Compared to federal agencies, seeking funding from private foundations generally differs in several respects:

  • Proposals and budgets may be shorter
  • Proposals may not be peer-reviewed
  • Writing may need to be less technical
  • Presubmission dialogue can be helpful but is not always possible
  • Guidelines and criteria can be less transparent
  • Formal feedback on declined proposals is rare
  • Grant-making budgets are limited by foundations’ investment performance and/or prior multiyear commitments
The end and the means of grant-making

There are foundations that seek to advance an academic field, the careers of its best scholars, or its students. The objectives at many other foundations, however, are to more immediately advance real-world solutions to important societal issues. There is increasing demand by foundations for research universities to convey the applied outcomes or even direct-service components of proposals.

Large foundations are staffed by individuals with doctorates (though final funding decisions are made by the board). They welcome innovative approaches to the issues their programs address. In some cases, the foundation may have identified types of solutions or methodologies it believes are required or offer the most promise.

Structure: Multiple buckets of money

Most large foundations operate multiple, distinct grant programs, each with its own budget and staff responsible for inviting, reviewing, and recommending proposals for funding. Each grant program is dedicated to a broad discipline or issue but will generally target its grant-making to precise dimensions of that issue. Separate proposals to different grant programs often are allowed by a foundation, making multiple grants to the university possible. Smaller foundations more often will make only one grant at a time to the university.


Each foundation is distinct. A foundation’s culture can be traced to its founder, history, leadership, and mission. The resulting culture may manifest itself in the foundation’s political, geographic, topical, and ideological preferences.

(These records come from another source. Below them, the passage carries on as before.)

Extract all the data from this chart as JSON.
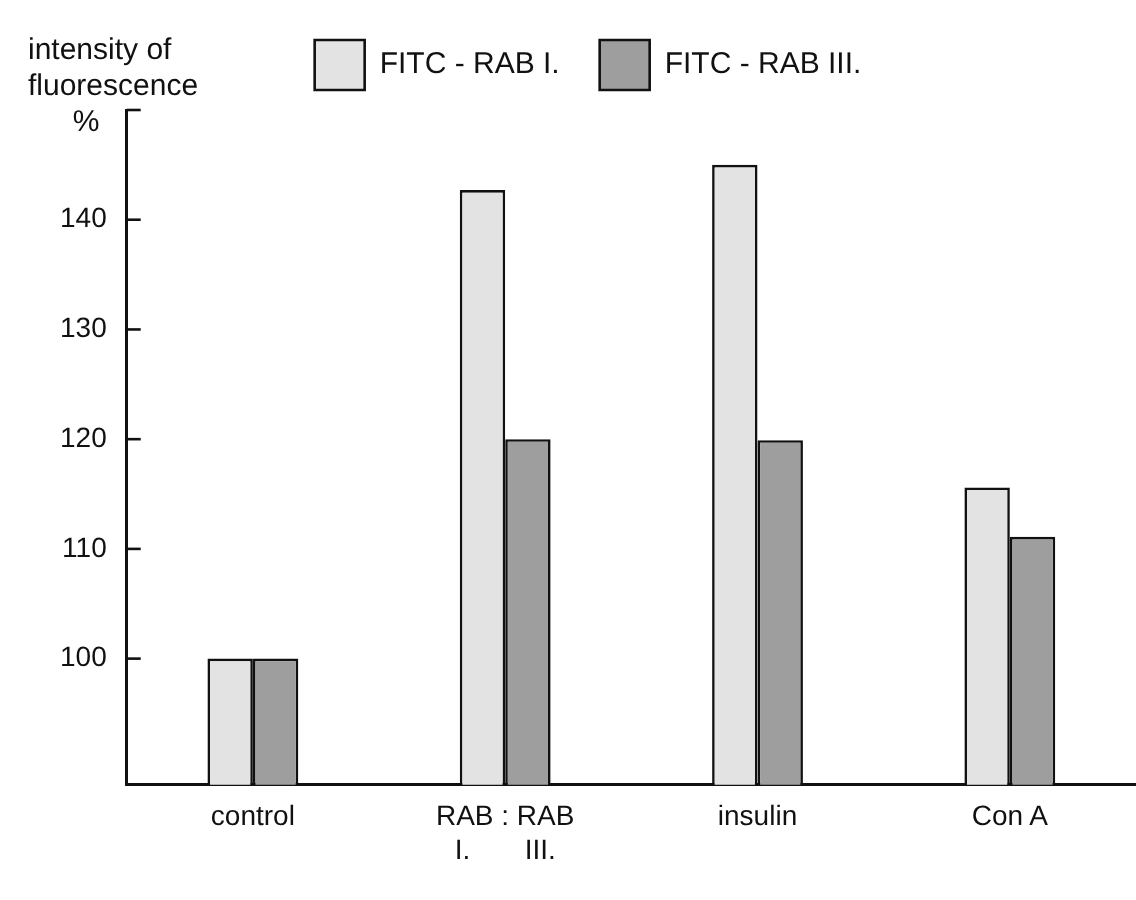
{
  "chart_data": {
    "type": "bar",
    "ylabel": "intensity of\nfluorescence\n%",
    "categories": [
      "control",
      "RAB : RAB\nI.       III.",
      "insulin",
      "Con A"
    ],
    "series": [
      {
        "name": "FITC - RAB I.",
        "color": "#e3e3e3",
        "values": [
          100,
          142.7,
          145.0,
          115.6
        ]
      },
      {
        "name": "FITC - RAB III.",
        "color": "#9e9e9e",
        "values": [
          100,
          120.0,
          119.9,
          111.1
        ]
      }
    ],
    "ylim": [
      88.5,
      150
    ],
    "yticks": [
      100,
      110,
      120,
      130,
      140,
      {
        "value": 150,
        "label": null
      }
    ],
    "grid": false,
    "legend": "top"
  }
}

The training and career of a foundation president can influence what issues are emphasized and what methodologies are preferred.

Transitional targets

Past giving can be an indicator of foundations’ grant-making preferences. However, changes in leadership and/or new strategic planning are not uncommon and can produce less clarity on the direction of grant-making for foundation staff and grant seekers alike.

Guidelines and criteria

Generally, foundations have two means of inviting proposals: open submissions and requests for proposals (RFPs).

Websites contain guidelines and deadlines, if any, for each grant program. The published guidelines often are broad and may not reflect the specific current or upcoming criteria sought in proposals. Having an advance discussion or seeking feedback on a short concept paper can provide more clarity.

RFPs offer more specific proposal guidelines, criteria, budget ranges, and deadlines. An internal competition is held when the university is invited or allowed to submit a limited number of applications.

Other limitations

Some foundations have preferences, or restrictions, that guide grant-making. These can be related to geography, budgets, indirect costs (overhead), collaborations, tenure, institutional commitment, or funding from other sources for the project. If a foundation states that it does not accept unsolicited proposals, consult with our office to identify the best course of action.